Understanding APR

APR is complicated.  Let us break it down for you and try to explain how APR works and how you can use it to make better financial decisions.

Grasp the basics of APR and understand how it affects you

APR stands for Annual Percentage Rate and it is a figure that you’ll find alongside all financial products – such as loans and credit cards.

It’s important to understand APR because it can have a big effect on how much you eventually pay back.

APR is calculated by taking into account the interest rate of the loan or credit product, as well as any other fees and charges that may apply. This means that APR gives you a more accurate representation of the true cost of borrowing money.

For example, if you take out a loan with an interest rate of 10%, you would expect to pay back £110 after one year if you borrowed £100. But if there are other fees and charges that apply, APR will be higher.

APR is typically expressed as a percentage and it’s important to remember that it’s a yearly rate. This means that if you’re only borrowing money for a short period of time, APR may not be such an important factor.

It’s also worth noting that APR is different from the interest rate charged on a loan or credit product. The interest rate is simply the amount of interest that you’ll pay on the outstanding balance each year. APR takes into account both the interest rate and any other fees and charges.

So, APR is a more accurate way of comparing different financial products and it’s something you should always consider before taking out a loan or credit card.

Understanding APR

Why is the APR for short term & payday loans so high?

This is because an APR is an annualised rate and a short term loan is usually taken for less than 1 year, the percentage shown is much higher – generally, using APRs as a metric for comparing loans under one year is not particularly useful.

What is the easiest way to compare loan costs without using an APR?

For payday loan and short term loans, using the total amount payable is a much more reliable way to see the true cost of a loan.
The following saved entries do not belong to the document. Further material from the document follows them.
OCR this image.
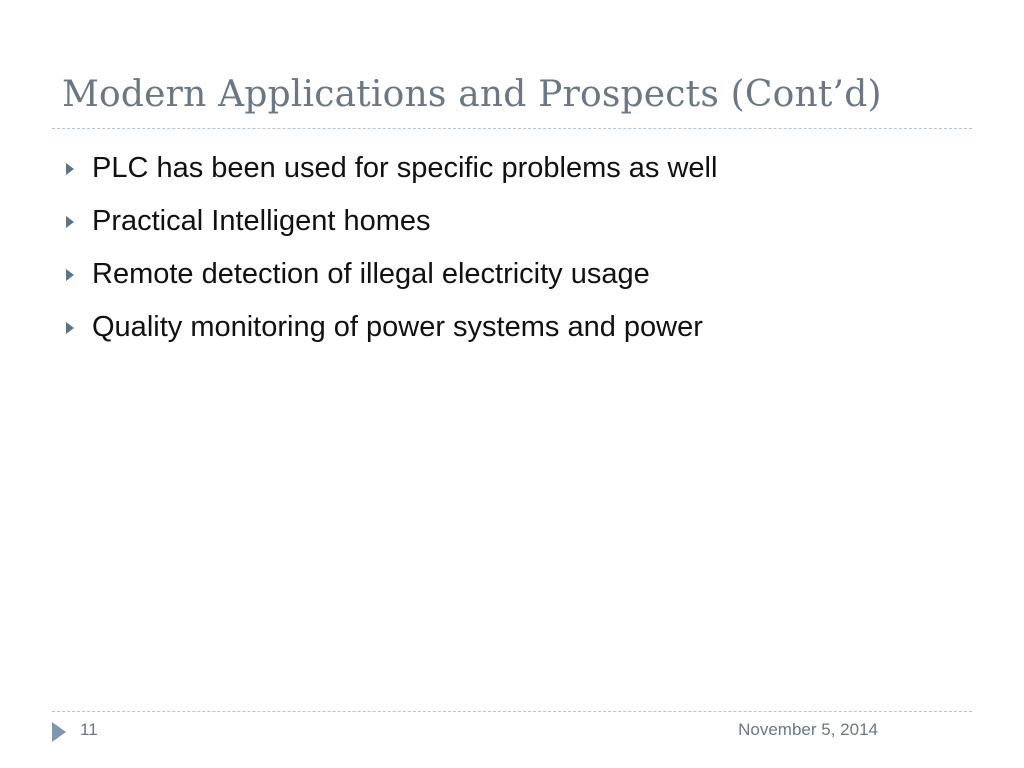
Modern Applications and Prospects (Cont’d)
PLC has been used for specific problems as well
Practical Intelligent homes
Remote detection of illegal electricity usage
Quality monitoring of power systems and power
11	November 5, 2014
Why is the APR on my loan high?

If you are looking for a bad credit loan and it’s over one year, usually you’ll find the APR starts around 49% and can go up to over 100%.  APRs are high for bad credit loans due to the risk the lender is taking.

Should I take out a loan with a high APR?

It would be easier to consider the total amount payable and the monthly repayments rather than looking at the APR.  If you feel like the repayments will be too much, do not take the loan as it will help a short term problem but will eventually create a much bigger, longer term problem for you.